Jazz in American Culture

By Peter Townsend
Paperback : 9781578063246, 193 pages, August 2000

A persuasive appreciation of what jazz is and of how it has permeated and enriched the culture of America

Description

The family of musical styles known as jazz came into being around 1900 as several popular black musical idioms coalesced. This free-flowing, spontaneous music based in improvisation emerged primarily from ragtime and the blues. But jazz did not remain solely in the domain of American music, for very quickly it swept through virtually all of the national culture as fiction, poetry, film, photography, painting, and classical music came under its spell. If it's art that expresses a nation's essence best, then jazz set America's tempo and afforded an artistic pattern for modernism.

In this book for the non-specialist, Peter Townsend shows how during an entire century jazz has appeared in a wide diversity of times and places and in many different cultural settings.

He reveals how jazz surfaced early in America's movies (The Jazz Singer, Strike Up the Band, Orchestra Wives, Blues in the Night) and how it became an aesthetic model serious composers (George Gershwin, Aaron Copland) did not miss. Jazz has punctuated literary fiction (Ralph Ellison, Eudora Welty, James Baldwin, John Clellon Holmes, Jack Kerouac, Toni Morrison) and American poetry (William Carlos Williams, Carl Sandburg, Langston Hughes, Percy Johnson). Jazz influenced painting (Jackson Pollock, Romare Bearden, Stuart Davis, Archibald Motley, and Jimmy Ernst), and several photographers have devoted their careers to documenting jazz performers and their music scene (William Claxton, William Gottlieb, Roy De Carava, Carol Reiff).

Townsend probes the deep-rooted mythology that holds jazz as indefinable, unteachable, and instinctive with blacks but tough for whites and that its birthplace was New Orleans brothels, that its musicians live tragic lives, and that jazz is dominated by males and despises whiffs of the mainstream.
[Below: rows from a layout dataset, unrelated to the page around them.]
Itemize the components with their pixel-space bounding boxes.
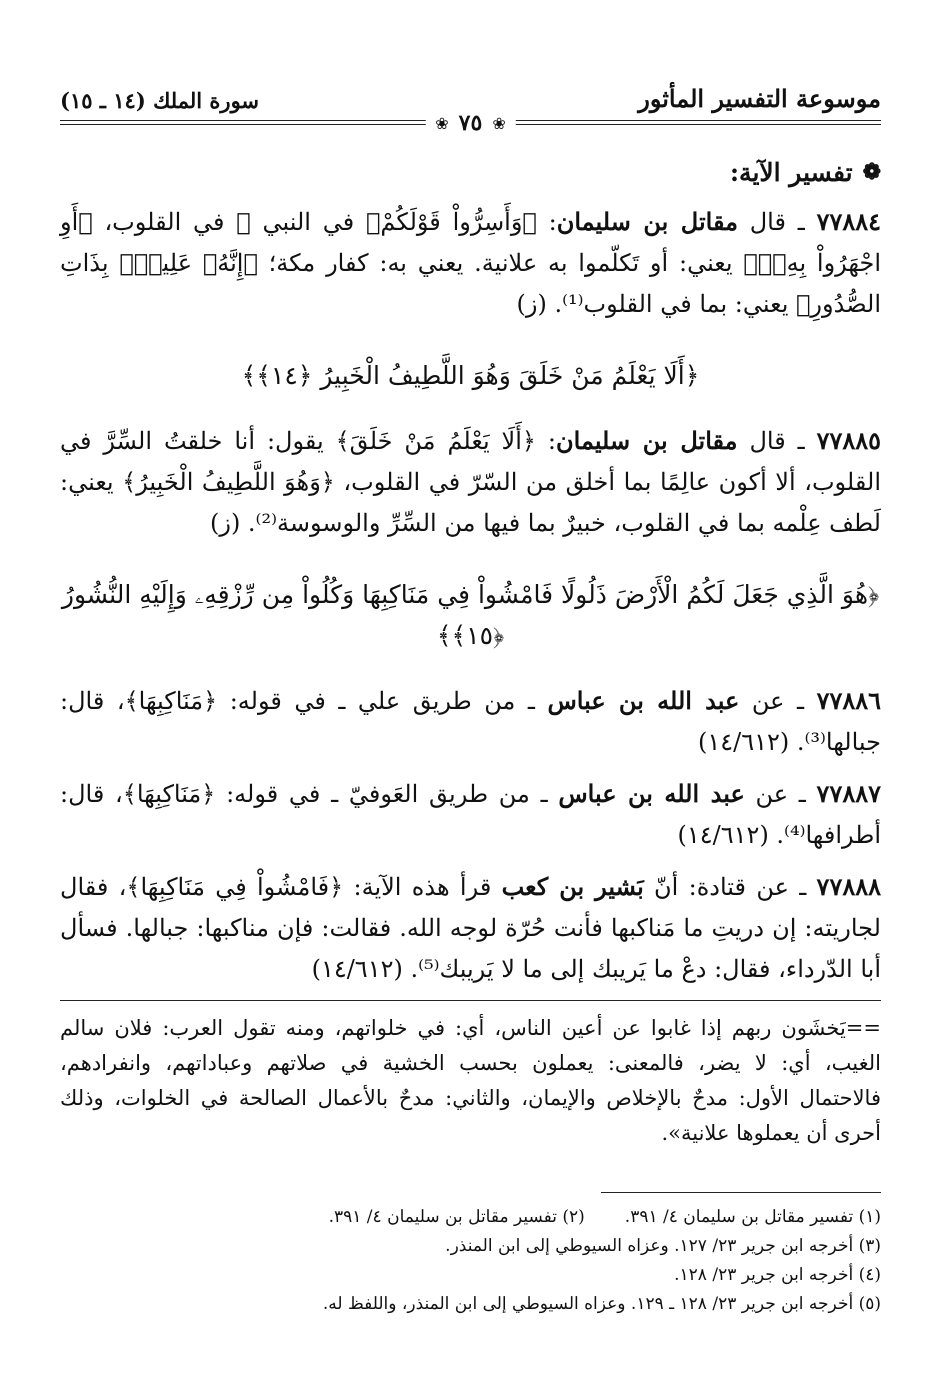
ornament-star-icon: ❁ (862, 159, 881, 185)
footnote-continuation: ==يَخشَون ربهم إذا غابوا عن أعين الناس، أي: في خلواتهم، ومنه تقول العرب: فلان سالم الغيب، أي: لا يضر، فالمعنى: يعملون بحسب الخشية في صلاتهم وعباداتهم، وانفرادهم، فالاحتمال الأول: مدحٌ بالإخلاص والإيمان، والثاني: مدحٌ بالأعمال الصالحة في الخلوات، وذلك أحرى أن يعملوها علانية». (60, 1000, 881, 1151)
entry-number: ٧٧٨٨٦ (816, 686, 882, 715)
narrator-name: مقاتل بن سليمان (556, 207, 738, 236)
footnote-4: (٤) أخرجه ابن جرير ٢٣/ ١٢٨. (674, 1265, 881, 1285)
main-text (60, 152, 881, 1000)
book-title: موسوعة التفسير المأثور (638, 84, 881, 113)
tafsir-entry (60, 201, 881, 325)
footnote-1: (١) تفسير مقاتل بن سليمان ٤/ ٣٩١. (624, 1207, 881, 1227)
entry-lead: ـ قال (737, 208, 817, 236)
entry-number: ٧٧٨٨٨ (816, 872, 881, 901)
entry-text: ـ من طريق العَوفيّ ـ في قوله: ﴿مَنَاكِبِهَا﴾، قال: أطرافها⁽⁴⁾. (١٤/٦١٢) (60, 780, 881, 849)
page-number: ٧٥ (458, 110, 483, 136)
tafsir-entry (60, 773, 881, 856)
entry-lead: ـ عن قتادة: أنّ (643, 873, 817, 901)
entry-text: : ﴿وَأَسِرُّواْ قَوْلَكُمْ﴾ في النبي ﷺ في القلوب، ﴿أَوِ اجْهَرُواْ بِهِۦٓ﴾ يعني: أو تَكلّموا به علانية. يعني به: كفار مكة؛ ﴿إِنَّهُۥ عَلِيمُۢ بِذَاتِ الصُّدُورِ﴾ يعني: بما في القلوب⁽¹⁾. (ز) (60, 208, 881, 318)
entry-text: قرأ هذه الآية: ﴿فَامْشُواْ فِي مَنَاكِبِهَا﴾، فقال لجاريته: إن دريتِ ما مَناكبها فأنت حُرّة لوجه الله. فقالت: فإن مناكبها: جبالها. فسأل أبا الدّرداء، فقال: دعْ ما يَريبك إلى ما لا يَريبك⁽⁵⁾. (١٤/٦١٢) (60, 873, 881, 983)
ornament-icon: ❀ (492, 113, 506, 133)
entry-number: ٧٧٨٨٥ (816, 426, 882, 455)
surah-range: سورة الملك (١٤ ـ ١٥) (60, 88, 260, 113)
entry-lead: ـ قال (737, 427, 817, 455)
entry-lead: ـ عن (739, 687, 817, 715)
footnote-2: (٢) تفسير مقاتل بن سليمان ٤/ ٣٩١. (328, 1207, 585, 1227)
footnote-5: (٥) أخرجه ابن جرير ٢٣/ ١٢٨ ـ ١٢٩. وعزاه السيوطي إلى ابن المنذر، واللفظ له. (322, 1294, 881, 1314)
narrator-name: بَشير بن كعب (501, 872, 644, 901)
footnote-row (60, 1203, 881, 1232)
ornament-icon: ❀ (435, 113, 449, 133)
narrator-name: عبد الله بن عباس (558, 779, 745, 808)
section-heading (60, 152, 881, 193)
page-header (60, 78, 881, 136)
quran-verse: ﴿هُوَ الَّذِي جَعَلَ لَكُمُ الْأَرْضَ ذَلُولًا فَامْشُواْ فِي مَنَاكِبِهَا وَكُلُواْ مِن رِّزْقِهِۦ وَإِلَيْهِ النُّشُورُ ﴿١٥﴾﴾ (61, 580, 880, 650)
narrator-name: مقاتل بن سليمان (556, 426, 738, 455)
entry-text: : ﴿أَلَا يَعْلَمُ مَنْ خَلَقَ﴾ يقول: أنا خلقتُ السِّرَّ في القلوب، ألا أكون عالِمًا بما أخلق من السّرّ في القلوب، ﴿وَهُوَ اللَّطِيفُ الْخَبِيرُ﴾ يعني: لَطف عِلْمه بما في القلوب، خبيرٌ بما فيها من السِّرِّ والوسوسة⁽²⁾. (ز) (60, 427, 881, 537)
footnote-3: (٣) أخرجه ابن جرير ٢٣/ ١٢٧. وعزاه السيوطي إلى ابن المنذر. (445, 1236, 881, 1256)
entry-number: ٧٧٨٨٤ (816, 207, 882, 236)
tafsir-entry (60, 680, 881, 763)
entry-number: ٧٧٨٨٧ (816, 779, 881, 808)
entry-text: ـ من طريق علي ـ في قوله: ﴿مَنَاكِبِهَا﴾، قال: جبالها⁽³⁾. (١٤/٦١٢) (60, 687, 881, 756)
page-number-block (425, 110, 515, 136)
narrator-name: عبد الله بن عباس (547, 686, 740, 715)
footnote-rule (601, 1192, 881, 1193)
entry-lead: ـ عن (744, 780, 817, 808)
tafsir-entry (60, 420, 881, 544)
quran-verse: ﴿أَلَا يَعْلَمُ مَنْ خَلَقَ وَهُوَ اللَّطِيفُ الْخَبِيرُ ﴿١٤﴾﴾ (241, 361, 700, 390)
tafsir-entry (60, 866, 881, 990)
footnotes (60, 1203, 881, 1319)
section-heading-text: تفسير الآية: (729, 158, 853, 187)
As modernism swayed to the tempos of jazz and adapted to its modes, the once clearly defined lines of demarcation faded and jazz became well established as one of the great musical cultures of the world.

Reviews

"Townsend's book is well suited to the casual reader, providing a detailed account of the history and theory of jazz music that is broad and deep but still greatly accessible. He explains the key elements of rhythm, harmony, and improvisation that define the music; the introduction of the jazz solo and famous soloists; and the “swing era,” which brought the music to the forefront of popular music in the 1930s and 1940s. He then departs on an exploration of jazz's broader role in American culture—its reflection in other art forms and its influence on nonmusical art forms such as literature, film, and dance. Such theoretical discussions of jazz have often left the casual reader behind, but Townsend's discussion of jazz's influences on writers such as Scott Fitzgerald and Jack Kerouac are enlightening and accessible. Townsend challenges the curious reader to go beyond a traditional understanding of what music is and does and look at it in a broader social context."